During recent years, the prices of electricity have gone up, making it unaffordable for the consumers.

At the “State of Energy Security and Just Energy Transition” dialogue, the political leaders, experts and civil society activists issued a unanimous call for the implementation of sustainable policies aimed at facilitating a just transition towards green energy, which would address the current economic, environmental and energy crises.

They sounded a warning, saying that Pakistan had become one of the world’s most vulnerable countries and that only sustainable policies could effectively address the pressing challenge.

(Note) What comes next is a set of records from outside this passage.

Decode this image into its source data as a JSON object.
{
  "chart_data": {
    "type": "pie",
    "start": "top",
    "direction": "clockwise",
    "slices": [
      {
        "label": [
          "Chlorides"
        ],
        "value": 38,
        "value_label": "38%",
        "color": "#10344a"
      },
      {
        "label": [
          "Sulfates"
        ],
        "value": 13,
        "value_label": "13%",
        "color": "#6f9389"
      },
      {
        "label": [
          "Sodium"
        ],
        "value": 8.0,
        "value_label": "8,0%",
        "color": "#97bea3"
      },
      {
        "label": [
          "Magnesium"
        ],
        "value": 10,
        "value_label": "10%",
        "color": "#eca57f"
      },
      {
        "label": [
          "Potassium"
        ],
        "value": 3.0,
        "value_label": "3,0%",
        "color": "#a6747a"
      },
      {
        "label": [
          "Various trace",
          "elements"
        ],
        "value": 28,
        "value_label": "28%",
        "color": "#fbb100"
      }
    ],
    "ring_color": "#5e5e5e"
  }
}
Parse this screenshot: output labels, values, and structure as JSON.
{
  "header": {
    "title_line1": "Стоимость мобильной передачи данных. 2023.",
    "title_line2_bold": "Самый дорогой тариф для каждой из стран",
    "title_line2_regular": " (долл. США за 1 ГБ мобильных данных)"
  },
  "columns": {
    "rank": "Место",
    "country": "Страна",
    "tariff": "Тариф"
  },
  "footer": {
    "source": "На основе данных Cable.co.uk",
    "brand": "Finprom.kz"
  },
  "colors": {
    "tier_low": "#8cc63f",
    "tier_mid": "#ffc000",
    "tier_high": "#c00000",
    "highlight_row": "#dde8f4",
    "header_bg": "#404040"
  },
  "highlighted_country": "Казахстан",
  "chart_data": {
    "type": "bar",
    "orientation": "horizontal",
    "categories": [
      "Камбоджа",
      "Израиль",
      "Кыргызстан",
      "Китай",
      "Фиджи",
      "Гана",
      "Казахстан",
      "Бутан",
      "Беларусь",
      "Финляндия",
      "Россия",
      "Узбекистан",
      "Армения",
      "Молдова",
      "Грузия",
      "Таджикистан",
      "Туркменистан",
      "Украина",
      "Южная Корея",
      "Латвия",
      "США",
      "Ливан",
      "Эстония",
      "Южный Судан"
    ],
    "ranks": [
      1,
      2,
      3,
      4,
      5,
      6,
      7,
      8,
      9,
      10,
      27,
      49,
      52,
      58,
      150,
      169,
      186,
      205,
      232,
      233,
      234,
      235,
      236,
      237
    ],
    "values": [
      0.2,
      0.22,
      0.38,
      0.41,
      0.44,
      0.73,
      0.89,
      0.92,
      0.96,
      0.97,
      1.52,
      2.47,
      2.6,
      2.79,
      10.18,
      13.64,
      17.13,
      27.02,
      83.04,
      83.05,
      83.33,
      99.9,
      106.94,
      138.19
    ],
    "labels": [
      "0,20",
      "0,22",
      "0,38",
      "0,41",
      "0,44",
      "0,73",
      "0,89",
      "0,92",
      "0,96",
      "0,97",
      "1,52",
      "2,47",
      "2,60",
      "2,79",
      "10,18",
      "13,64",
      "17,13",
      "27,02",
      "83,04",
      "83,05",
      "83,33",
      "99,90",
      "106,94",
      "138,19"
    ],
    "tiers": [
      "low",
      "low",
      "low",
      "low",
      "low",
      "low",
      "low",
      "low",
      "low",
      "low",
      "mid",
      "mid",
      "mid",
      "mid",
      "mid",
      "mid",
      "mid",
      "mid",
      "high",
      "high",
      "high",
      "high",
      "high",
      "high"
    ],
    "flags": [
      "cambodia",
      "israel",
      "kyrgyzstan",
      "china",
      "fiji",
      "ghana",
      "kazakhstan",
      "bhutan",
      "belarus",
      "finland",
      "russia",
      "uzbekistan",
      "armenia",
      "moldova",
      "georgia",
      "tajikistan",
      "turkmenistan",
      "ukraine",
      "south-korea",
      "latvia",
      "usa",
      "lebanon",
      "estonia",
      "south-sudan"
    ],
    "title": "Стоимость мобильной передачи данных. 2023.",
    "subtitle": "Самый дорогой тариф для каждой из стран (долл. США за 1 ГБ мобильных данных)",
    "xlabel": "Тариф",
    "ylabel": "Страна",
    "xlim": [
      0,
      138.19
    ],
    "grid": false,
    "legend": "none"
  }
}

Participants of the dialogue, organised by the Indus Consortium, which brought together representatives from various political parties, underscored the urgency of reducing reliance on fossil fuel-based energy and integrating a higher proportion of renewable energy sources into Pakistan’s energy mix.

Speaking at the seminar, Senator Farhatullah Babar underlined the necessity of transitioning away from natural gas-based electricity generation as demand for gas continued to surge in residential and industrial sectors.

He drew inspiration from the model introduced by Delhi Chief Minister Arvind Kejriwal, who pioneered 142 solar parks, ensuring cost-free electricity for the populace.

The senator proposed the adoption of a similar approach in Pakistan for setting up community-led solar parks as a replacement for the outdated model of solar generation through distribution networks managed by power distribution companies (DISCOs).

Awami National Party (ANP) leader Dr Khadim Hussain revealed that the ANP had finalised its election manifesto, which included the development of small/ micro hydropower plants and solar parks in urban centres such as Peshawar and Mardan.

He lamented that over the past decade around eight million people in Khyber-Pakhtunkhwa had lost their jobs due to the closure of industrial units caused by power shortages.